YOU NEED TO TELL THE DISTRICT YOUR EXPERIENCE with split shifts etc when you were a child of a single working mom - email the board, with Joe Wolf and all the Teaching and Learning people (Tolley and Heath) and the superintendent and Flip Herndon in the cc list.
Some people downtown seem to have the mistaken impression that it's no big deal to shift. Ha.
It seems they would rather skip making any changes or adjustments to the BEX 4 plan, which they KNOW is inadequate b/c the data changed on them and they didn't change the plan, and just hope the next levy passes and they can fix it "in the future" but in the interim they'll be in a hole with not choices. Frankly, one of the choices is portables on high school football fields - but they'd rather go to split shifts than consider that. They'd apparently rather screw up every single family in SPS (and frankly even the ones not in SPS b/c if SPS goes on a weird schedule, how can things like sports that play against private schools on a regular schedule, all the other things kids do that mix with kids not in SPS, jobs, etc work if 20% of the kids in Seattle are not on splits and 80% of Seattle kids - the ones in SPS - are??)

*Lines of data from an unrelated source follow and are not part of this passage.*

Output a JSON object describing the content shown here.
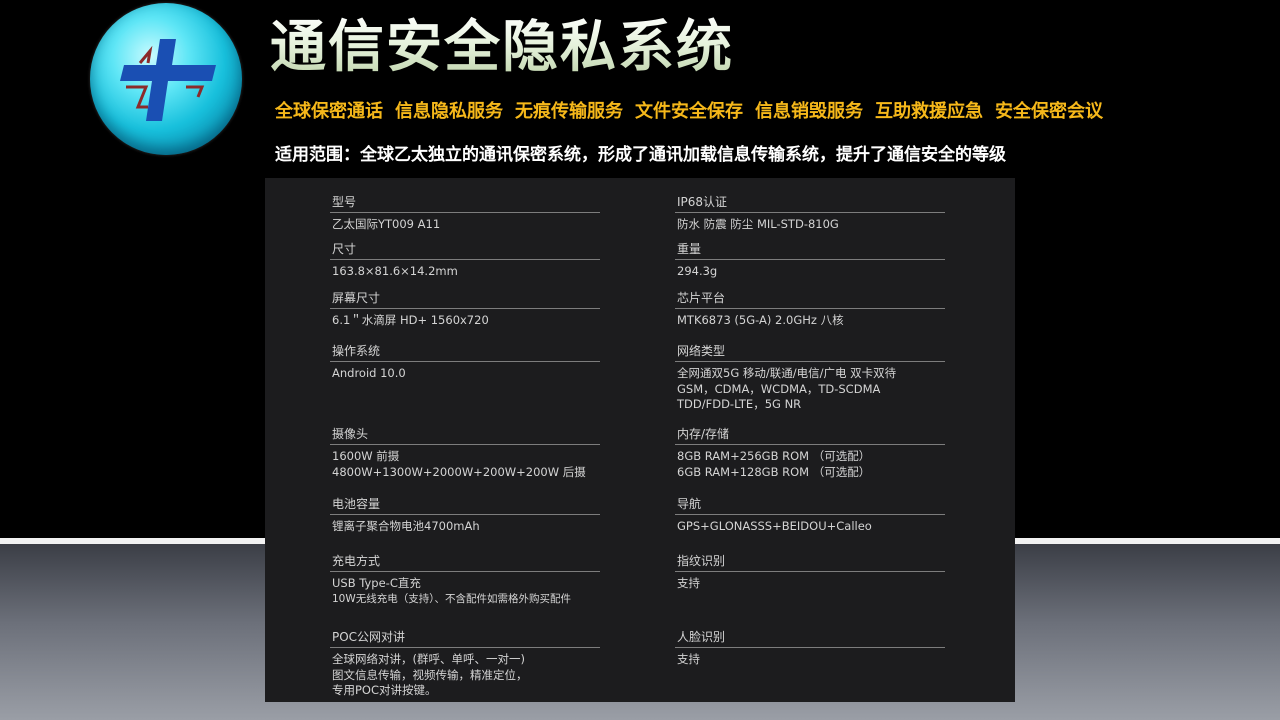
{
  "header": {
    "title": "通信安全隐私系统",
    "services": [
      "全球保密通话",
      "信息隐私服务",
      "无痕传输服务",
      "文件安全保存",
      "信息销毁服务",
      "互助救援应急",
      "安全保密会议"
    ],
    "scope": "适用范围：全球乙太独立的通讯保密系统，形成了通讯加载信息传输系统，提升了通信安全的等级"
  },
  "logo": {
    "icon": "cross-logo-icon",
    "colors": {
      "circle": "#18c0dc",
      "cross": "#1a4fb3",
      "outline": "#8b2a2a"
    }
  },
  "colors": {
    "services": "#f6b81a",
    "title": "#d9e8cc",
    "scope": "#ffffff",
    "spec_text": "#d4d4d4"
  },
  "specs": {
    "model": {
      "label": "型号",
      "lines": [
        "乙太国际YT009 A11"
      ]
    },
    "ip68": {
      "label": "IP68认证",
      "lines": [
        "防水 防震 防尘 MIL-STD-810G"
      ]
    },
    "size": {
      "label": "尺寸",
      "lines": [
        "163.8×81.6×14.2mm"
      ]
    },
    "weight": {
      "label": "重量",
      "lines": [
        "294.3g"
      ]
    },
    "screen": {
      "label": "屏幕尺寸",
      "lines": [
        "6.1＂水滴屏 HD+ 1560x720"
      ]
    },
    "chip": {
      "label": "芯片平台",
      "lines": [
        "MTK6873 (5G-A) 2.0GHz 八核"
      ]
    },
    "os": {
      "label": "操作系统",
      "lines": [
        "Android 10.0"
      ]
    },
    "network": {
      "label": "网络类型",
      "lines": [
        "全网通双5G 移动/联通/电信/广电 双卡双待",
        "GSM，CDMA，WCDMA，TD-SCDMA",
        "TDD/FDD-LTE，5G NR"
      ]
    },
    "camera": {
      "label": "摄像头",
      "lines": [
        "1600W 前摄",
        "4800W+1300W+2000W+200W+200W 后摄"
      ]
    },
    "memory": {
      "label": "内存/存储",
      "lines": [
        "8GB RAM+256GB ROM （可选配）",
        "6GB RAM+128GB ROM （可选配）"
      ]
    },
    "battery": {
      "label": "电池容量",
      "lines": [
        "锂离子聚合物电池4700mAh"
      ]
    },
    "navigation": {
      "label": "导航",
      "lines": [
        "GPS+GLONASSS+BEIDOU+Calleo"
      ]
    },
    "charging": {
      "label": "充电方式",
      "lines": [
        "USB Type-C直充",
        "10W无线充电（支持）、不含配件如需格外购买配件"
      ]
    },
    "fingerprint": {
      "label": "指纹识别",
      "lines": [
        "支持"
      ]
    },
    "poc": {
      "label": "POC公网对讲",
      "lines": [
        "全球网络对讲，(群呼、单呼、一对一)",
        "图文信息传输，视频传输，精准定位，",
        "专用POC对讲按键。"
      ]
    },
    "face": {
      "label": "人脸识别",
      "lines": [
        "支持"
      ]
    }
  }
}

So they seem to consider that doing away with football fields in favor of portables is WORSE than changing the entire high school structure to splits or year round. Huh? T
They also don't seem to think they should discuss this until the capacity is so bad there's no choice.
But there's a choice right now in the north end - until the groundbreaking at Wilson Pacific, they could shift and make a giant 2000 or more kid high school there and have the seats sooner, avoiding split shifts and buying time.

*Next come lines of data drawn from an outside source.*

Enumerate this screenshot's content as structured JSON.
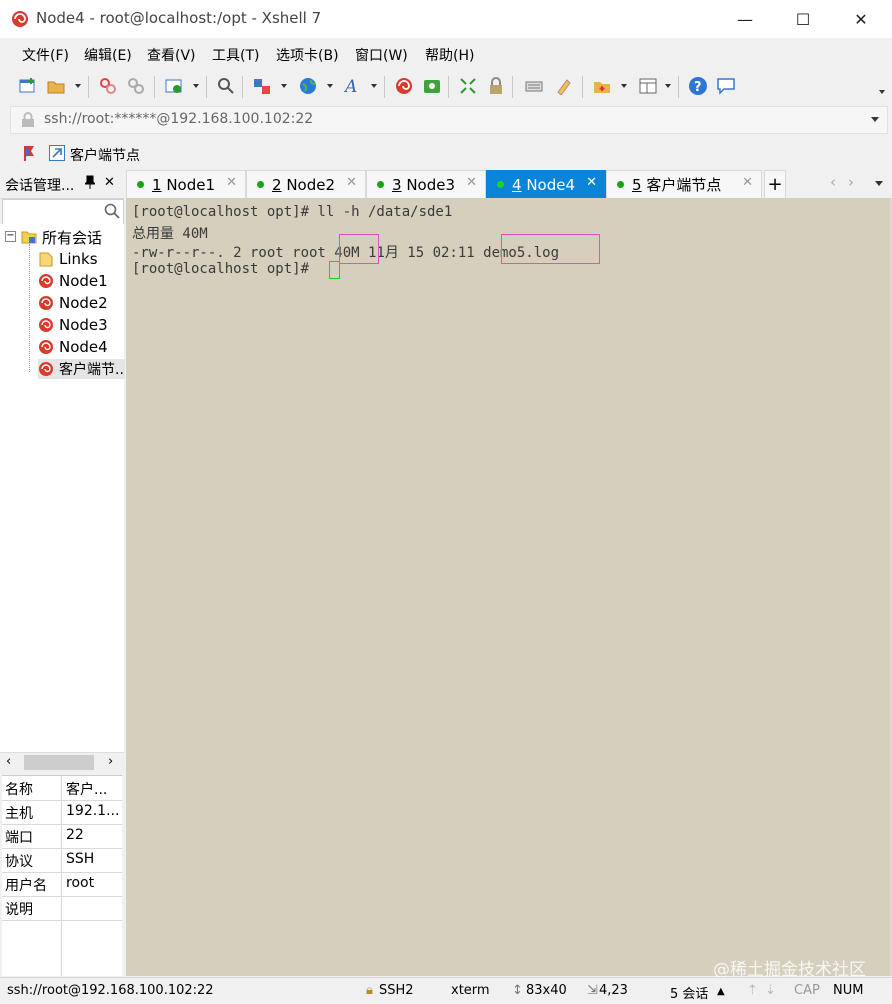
{
  "window": {
    "title": "Node4 - root@localhost:/opt - Xshell 7",
    "minimize": "—",
    "maximize": "☐",
    "close": "✕"
  },
  "menu": [
    "文件(F)",
    "编辑(E)",
    "查看(V)",
    "工具(T)",
    "选项卡(B)",
    "窗口(W)",
    "帮助(H)"
  ],
  "address": {
    "value": "ssh://root:******@192.168.100.102:22"
  },
  "quickbar": {
    "link_label": "客户端节点"
  },
  "session_manager": {
    "title": "会话管理...",
    "pin": "ᵖ",
    "close": "✕",
    "tree": {
      "root": "所有会话",
      "items": [
        "Links",
        "Node1",
        "Node2",
        "Node3",
        "Node4",
        "客户端节..."
      ]
    },
    "properties": [
      {
        "key": "名称",
        "value": "客户..."
      },
      {
        "key": "主机",
        "value": "192.1..."
      },
      {
        "key": "端口",
        "value": "22"
      },
      {
        "key": "协议",
        "value": "SSH"
      },
      {
        "key": "用户名",
        "value": "root"
      },
      {
        "key": "说明",
        "value": ""
      }
    ]
  },
  "tabs": [
    {
      "num": "1",
      "label": "Node1",
      "active": false
    },
    {
      "num": "2",
      "label": "Node2",
      "active": false
    },
    {
      "num": "3",
      "label": "Node3",
      "active": false
    },
    {
      "num": "4",
      "label": "Node4",
      "active": true
    },
    {
      "num": "5",
      "label": "客户端节点",
      "active": false
    }
  ],
  "add_tab": "+",
  "terminal": {
    "lines": [
      "[root@localhost opt]# ll -h /data/sde1",
      "总用量 40M",
      "-rw-r--r--. 2 root root 40M 11月 15 02:11 demo5.log",
      "[root@localhost opt]# "
    ]
  },
  "status": {
    "connection": "ssh://root@192.168.100.102:22",
    "protocol": "SSH2",
    "term": "xterm",
    "size": "83x40",
    "cursor": "4,23",
    "sessions": "5 会话",
    "cap": "CAP",
    "num": "NUM"
  },
  "watermark": "@稀土掘金技术社区",
  "colors": {
    "terminal_bg": "#d6cfbd",
    "active_tab": "#0a84d8",
    "highlight_box": "#e64fbd",
    "cursor": "#1fcf1f"
  }
}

But they just keep saying "it's too late ... we have to think about the next levy, we can't change Bex 4 plans now..." (WHICH IS NOT TRUE ... )
So please tell them your experience was very hard, and that if changing Wilson Pacific to a larger high school project avoids that crisis, please do it.
Signed: Please
Lalah Muth will be receiving this award at Garfield on June 12th at 6:00 p.m at the Garfield Awards Assembly. ....Everyone is invited to attend this event and congratulate all of the graduating seniors and award recipients.
MTA Elects Anti-Common Core President as Opposition Increases
The Massachusetts Teachers Association (MTA), a union that represents about 110,000 teachers in the Bay State, elected an anti-Common Core president on May 10 in a hotly contested and close election. Barbara Madeloni, a clinical psychologist turned teacher, beat a Brockton teacher by 681 to 584 votes. A proponent of local control, Madeloni opposes high stakes testing and nationalization of educational standards.
State Representative Keiko Orrall, a former public school teacher and homeschooling mom, who has been tirelessly hitting Common Core issues, welcomes Madeloni’s reinforcement in the fight. Orrall has filed numerous bills in the legislature to slow or stop Common Core. One of her bills demanded a cost benefit analysis from the commissioner of education, Mitchell Chester, chairman of the PARCC Commission which is developing the new test. The cost benefit analysis on changing assessments from the MCAS to PARCC passed the Democrat-controlled House.